VOICES: An inconvenient amendment

Benjamin Van Cleve surveyed Dayton. He was the first school teacher; first postmaster; incorporator of the first library and first clerk of the court in Dayton.

Influenced by Jefferson and Madison; he was an exemplar of American frontier democracy. He wrote: “All power is originally derived from the people and all free governments are founded on their authority .... All men have the right to worship the Supreme Being agreeable to the dictates of their own consciences, and no preferences ought ever to be given any religious establishment or mode of worship by law....”

The man who wrote the Declaration of Independence, Thomas Jefferson, and the man who was the architect of the Constitution, James Madison, were both opponents of established religion when it intruded on the operation of government or the rights of free men.

For Jefferson, it was the moral message of Jesus, not claims of his birth, death and resurrection, that lay at the center of the Christian faith. He believed the teachings of Jesus had been corrupted by “priestcraft, ministers trying to use religion, and the support of government, for their own ends.”

Jefferson and Madison wrote the bill for religious liberties in Virginia. When Patrick Henry proposed a bill to levy a generational tax on all Virginians to pay the salaries of Christian teachers. Madison fought the bill because it established Christianity to the exception of all other faiths as the state religion. “Who does not see that the same authority which can establish Christianity, in exclusion of all other Religions, may establish with the same ease any sect of Christians, in exclusion of all other sects.”

Madison’s First Amendment begins “Congress shall make no law respecting an establishment of religion, or prohibiting free exercise thereof....”
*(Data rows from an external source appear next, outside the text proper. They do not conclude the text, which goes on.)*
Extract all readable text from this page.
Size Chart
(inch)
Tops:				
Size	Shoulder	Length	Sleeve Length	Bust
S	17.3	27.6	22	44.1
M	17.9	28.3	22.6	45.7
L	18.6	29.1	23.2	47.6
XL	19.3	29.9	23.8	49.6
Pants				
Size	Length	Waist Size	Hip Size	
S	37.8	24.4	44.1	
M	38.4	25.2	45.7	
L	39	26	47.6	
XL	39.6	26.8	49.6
In Everson v. Board of Education, Justice Black, quoting Jefferson, wrote,The First Amendment has erected a wall between church and state. That wall must be kept high and impregnable. We could not approve the slightest breach....”

This term, the Court ignored the law of the land and church and state. Carson involved a law in Maine that provided tuition to rural students for private schools when public facilities were not available. The law denied tuition to those who chose a private religious school, preventing public support of religious instruction. The Court ignored precedent, original intent of the founders. and the people of Maine to overturn the law.

In Kennedy, the Court found it was OK for a public high school football coach to organize prayers at the 50-yard line. The prayers were not quiet and personal. Is a sixteen-year-old going to go to the locker room instead of participating and risk the contempt of his peers?

Dobbs overturned Roe. In a piece for the Washington Post, Shelby Balik said that ”the decision allows states to impose a conservative Christian standard about when life begins on non-Christians, even though other religions and Christian denominations contest the assumption life begins at conception.”

The Virginian Madison and the Daytonian Van Cleve warned in their writings “...no preferences ought ever to be given any religious establishment or mode of worship by law.... " and “Who does not see that the same authority which can establish Christianity, in exclusion of all other Religions, may establish with the same ease any sect of Christians, in exclusion of all other sects.”

In 1813, Thomas Jefferson wrote, “History I believe, furnished no example of a priest- ridden people maintaining a free civil government. This marks the lowest level of ignorance of which their civil as well religious leaders will always avail themselves for their own purposes.”

David Madden is a retired trial attorney, a mentor at the University of Dayton Law School and a spokesperson for the ACLU.